🚦 Distributed Training

Explain why 1 GPU is not enough anymore 😭

Distributed illustration

Training huge deep learning models often requires multiple GPUs. Let’s break down how DataParallel and DistributedDataParallel work, and peek at other parallelism strategies.

How DataParallel (DP) Works

  • Single process: one Python program handles all GPUs at once.

Algorithm:

  1. Data is loaded on CPU.
  2. The process copies the model to each GPU.
  3. Batch is split into N sub-batches (one per GPU).
  4. Each GPU computes forward and backward passes.
  5. Gradients are gathered on GPU0 (main), weights updated, then copied back to all GPUs.

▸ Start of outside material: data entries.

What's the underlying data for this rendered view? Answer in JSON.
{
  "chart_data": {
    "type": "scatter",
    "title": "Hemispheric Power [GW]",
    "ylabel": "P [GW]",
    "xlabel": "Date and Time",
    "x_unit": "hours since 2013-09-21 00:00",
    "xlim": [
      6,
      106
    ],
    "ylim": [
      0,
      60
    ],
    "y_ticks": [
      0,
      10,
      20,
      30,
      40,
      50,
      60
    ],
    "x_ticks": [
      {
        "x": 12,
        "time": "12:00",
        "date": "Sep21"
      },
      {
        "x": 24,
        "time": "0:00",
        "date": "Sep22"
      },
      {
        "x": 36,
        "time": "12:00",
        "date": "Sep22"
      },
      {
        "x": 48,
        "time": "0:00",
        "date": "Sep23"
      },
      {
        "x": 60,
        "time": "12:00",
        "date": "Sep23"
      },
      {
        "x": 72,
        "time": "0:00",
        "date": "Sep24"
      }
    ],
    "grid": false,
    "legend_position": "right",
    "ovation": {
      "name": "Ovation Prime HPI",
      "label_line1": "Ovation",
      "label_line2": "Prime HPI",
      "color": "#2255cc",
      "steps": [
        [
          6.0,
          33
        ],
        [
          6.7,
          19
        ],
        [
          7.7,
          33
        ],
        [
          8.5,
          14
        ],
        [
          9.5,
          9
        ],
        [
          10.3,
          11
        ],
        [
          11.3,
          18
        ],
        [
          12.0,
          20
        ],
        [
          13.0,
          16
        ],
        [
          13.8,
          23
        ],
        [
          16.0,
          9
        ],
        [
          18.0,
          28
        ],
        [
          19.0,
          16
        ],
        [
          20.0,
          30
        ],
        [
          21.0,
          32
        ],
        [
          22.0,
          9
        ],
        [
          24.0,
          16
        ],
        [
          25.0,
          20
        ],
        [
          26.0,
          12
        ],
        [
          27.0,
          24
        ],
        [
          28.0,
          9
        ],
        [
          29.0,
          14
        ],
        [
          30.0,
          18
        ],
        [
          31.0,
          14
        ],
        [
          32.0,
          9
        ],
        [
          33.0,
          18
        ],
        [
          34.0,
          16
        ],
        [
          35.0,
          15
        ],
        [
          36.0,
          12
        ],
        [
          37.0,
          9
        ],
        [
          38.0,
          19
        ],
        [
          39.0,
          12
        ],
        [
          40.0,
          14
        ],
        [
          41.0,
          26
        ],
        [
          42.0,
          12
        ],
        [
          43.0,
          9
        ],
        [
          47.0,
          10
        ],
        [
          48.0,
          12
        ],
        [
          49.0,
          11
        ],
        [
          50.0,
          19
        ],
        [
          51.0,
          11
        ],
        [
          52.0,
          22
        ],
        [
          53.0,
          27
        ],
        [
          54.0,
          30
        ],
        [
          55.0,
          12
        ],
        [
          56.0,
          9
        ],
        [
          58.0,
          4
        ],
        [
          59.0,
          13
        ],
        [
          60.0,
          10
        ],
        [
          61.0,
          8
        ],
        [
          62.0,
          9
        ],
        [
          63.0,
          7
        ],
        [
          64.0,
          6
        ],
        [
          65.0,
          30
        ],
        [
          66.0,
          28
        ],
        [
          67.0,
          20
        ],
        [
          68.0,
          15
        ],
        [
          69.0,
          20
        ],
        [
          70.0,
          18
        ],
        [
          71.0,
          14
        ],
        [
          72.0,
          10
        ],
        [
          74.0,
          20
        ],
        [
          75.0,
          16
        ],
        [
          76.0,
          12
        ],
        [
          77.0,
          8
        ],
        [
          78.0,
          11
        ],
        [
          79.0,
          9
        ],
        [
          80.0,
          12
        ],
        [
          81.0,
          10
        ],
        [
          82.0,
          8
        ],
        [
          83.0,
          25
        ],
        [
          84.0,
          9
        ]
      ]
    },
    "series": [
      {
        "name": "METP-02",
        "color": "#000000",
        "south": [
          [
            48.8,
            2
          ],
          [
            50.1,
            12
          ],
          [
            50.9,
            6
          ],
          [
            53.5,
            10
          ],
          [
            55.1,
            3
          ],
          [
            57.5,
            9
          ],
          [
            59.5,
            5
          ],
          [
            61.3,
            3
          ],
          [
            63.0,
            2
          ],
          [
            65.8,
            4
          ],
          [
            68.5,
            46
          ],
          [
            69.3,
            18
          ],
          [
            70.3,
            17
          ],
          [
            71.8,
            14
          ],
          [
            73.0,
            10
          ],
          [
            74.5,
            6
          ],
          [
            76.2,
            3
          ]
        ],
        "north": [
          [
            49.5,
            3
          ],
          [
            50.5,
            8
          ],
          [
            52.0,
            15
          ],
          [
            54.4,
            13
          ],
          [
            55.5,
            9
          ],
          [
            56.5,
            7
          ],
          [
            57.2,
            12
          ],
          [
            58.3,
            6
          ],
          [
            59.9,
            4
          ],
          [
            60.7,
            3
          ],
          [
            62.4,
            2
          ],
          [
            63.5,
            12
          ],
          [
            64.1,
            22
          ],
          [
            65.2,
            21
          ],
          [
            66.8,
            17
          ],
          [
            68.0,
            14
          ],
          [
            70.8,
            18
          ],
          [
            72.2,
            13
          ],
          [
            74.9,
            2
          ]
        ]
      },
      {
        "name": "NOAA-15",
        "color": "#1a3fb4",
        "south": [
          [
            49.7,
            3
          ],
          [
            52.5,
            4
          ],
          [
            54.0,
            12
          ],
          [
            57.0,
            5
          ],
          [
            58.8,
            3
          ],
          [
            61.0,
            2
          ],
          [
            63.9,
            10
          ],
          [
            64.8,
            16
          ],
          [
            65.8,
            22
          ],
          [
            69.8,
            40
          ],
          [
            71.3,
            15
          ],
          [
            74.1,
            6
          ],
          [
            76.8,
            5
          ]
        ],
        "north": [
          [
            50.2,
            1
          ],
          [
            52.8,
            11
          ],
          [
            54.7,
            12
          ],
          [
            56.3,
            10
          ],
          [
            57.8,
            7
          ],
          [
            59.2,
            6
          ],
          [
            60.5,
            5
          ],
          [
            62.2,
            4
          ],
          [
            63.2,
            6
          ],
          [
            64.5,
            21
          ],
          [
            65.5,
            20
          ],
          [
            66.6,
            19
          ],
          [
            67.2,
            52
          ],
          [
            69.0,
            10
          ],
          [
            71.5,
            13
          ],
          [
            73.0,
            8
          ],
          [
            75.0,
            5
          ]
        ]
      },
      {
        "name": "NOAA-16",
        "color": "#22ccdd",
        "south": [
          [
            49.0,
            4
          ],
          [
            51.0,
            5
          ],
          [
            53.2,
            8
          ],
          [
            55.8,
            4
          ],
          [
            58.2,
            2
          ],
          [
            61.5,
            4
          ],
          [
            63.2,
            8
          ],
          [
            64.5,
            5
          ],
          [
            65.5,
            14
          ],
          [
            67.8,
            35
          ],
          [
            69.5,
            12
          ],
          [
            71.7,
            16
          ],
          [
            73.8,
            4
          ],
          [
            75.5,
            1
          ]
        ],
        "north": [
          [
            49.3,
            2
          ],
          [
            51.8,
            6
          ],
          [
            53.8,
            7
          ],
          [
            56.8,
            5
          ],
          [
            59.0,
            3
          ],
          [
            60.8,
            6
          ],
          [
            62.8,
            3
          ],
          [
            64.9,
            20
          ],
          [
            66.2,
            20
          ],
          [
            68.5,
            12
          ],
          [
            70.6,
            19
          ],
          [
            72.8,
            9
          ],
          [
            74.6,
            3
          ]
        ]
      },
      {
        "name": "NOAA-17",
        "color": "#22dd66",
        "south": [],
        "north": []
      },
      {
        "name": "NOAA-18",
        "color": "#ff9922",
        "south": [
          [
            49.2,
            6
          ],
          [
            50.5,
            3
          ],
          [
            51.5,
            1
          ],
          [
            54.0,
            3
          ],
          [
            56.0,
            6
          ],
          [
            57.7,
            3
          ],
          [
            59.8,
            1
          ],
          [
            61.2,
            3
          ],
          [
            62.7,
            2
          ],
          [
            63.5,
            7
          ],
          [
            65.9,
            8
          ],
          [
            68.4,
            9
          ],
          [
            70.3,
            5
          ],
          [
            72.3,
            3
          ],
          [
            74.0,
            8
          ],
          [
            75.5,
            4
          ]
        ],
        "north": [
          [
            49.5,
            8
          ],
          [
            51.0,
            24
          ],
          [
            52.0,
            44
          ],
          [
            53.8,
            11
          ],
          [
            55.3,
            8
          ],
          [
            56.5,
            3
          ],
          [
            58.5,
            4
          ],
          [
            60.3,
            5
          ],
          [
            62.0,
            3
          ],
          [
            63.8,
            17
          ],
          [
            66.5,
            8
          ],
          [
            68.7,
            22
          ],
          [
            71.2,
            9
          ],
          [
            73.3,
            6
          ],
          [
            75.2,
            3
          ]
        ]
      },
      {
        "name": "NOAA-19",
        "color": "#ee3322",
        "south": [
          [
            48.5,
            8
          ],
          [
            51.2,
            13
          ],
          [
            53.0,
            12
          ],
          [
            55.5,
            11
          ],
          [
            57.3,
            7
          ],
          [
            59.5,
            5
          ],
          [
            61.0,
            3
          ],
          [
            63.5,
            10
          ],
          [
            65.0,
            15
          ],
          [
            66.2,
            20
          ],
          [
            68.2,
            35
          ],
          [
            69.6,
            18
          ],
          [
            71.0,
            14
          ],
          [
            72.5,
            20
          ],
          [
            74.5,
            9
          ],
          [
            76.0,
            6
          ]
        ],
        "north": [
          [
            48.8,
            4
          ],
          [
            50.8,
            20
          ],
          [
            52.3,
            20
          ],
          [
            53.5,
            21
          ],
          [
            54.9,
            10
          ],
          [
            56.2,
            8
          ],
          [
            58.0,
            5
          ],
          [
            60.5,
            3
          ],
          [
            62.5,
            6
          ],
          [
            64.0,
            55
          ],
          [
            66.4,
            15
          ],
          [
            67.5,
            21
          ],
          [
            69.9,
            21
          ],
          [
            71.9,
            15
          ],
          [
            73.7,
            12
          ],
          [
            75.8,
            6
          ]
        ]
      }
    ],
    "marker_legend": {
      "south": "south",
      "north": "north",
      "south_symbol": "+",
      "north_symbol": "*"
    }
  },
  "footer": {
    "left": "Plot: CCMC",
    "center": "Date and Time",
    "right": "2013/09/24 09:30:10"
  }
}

🙃 Cons: GPU0 can become a bottleneck, and extra memory copies between GPUs slow things down.

How DistributedDataParallel (DDP) Works

  • Multiple processes: one per GPU.
  • Each process loads its own copy of the model and receives its chunk of data via DistributedSampler.

Algorithm:

  1. Processes compute forward and backward passes independently.
  2. After .backward(), an all-reduce averages gradients across GPUs directly via NCCL (no CPU involved).
  3. Weights are updated locally in each process; they remain identical because gradients are synchronized.

💪 Pros: No GPU0 bottleneck, less communication overhead, better scalability.

Other Parallelism Strategies

Besides DP and DDP, modern deep learning frameworks use:

  • Model Parallelism: split a model’s layers across different devices. Useful for huge models that don’t fit on a single GPU.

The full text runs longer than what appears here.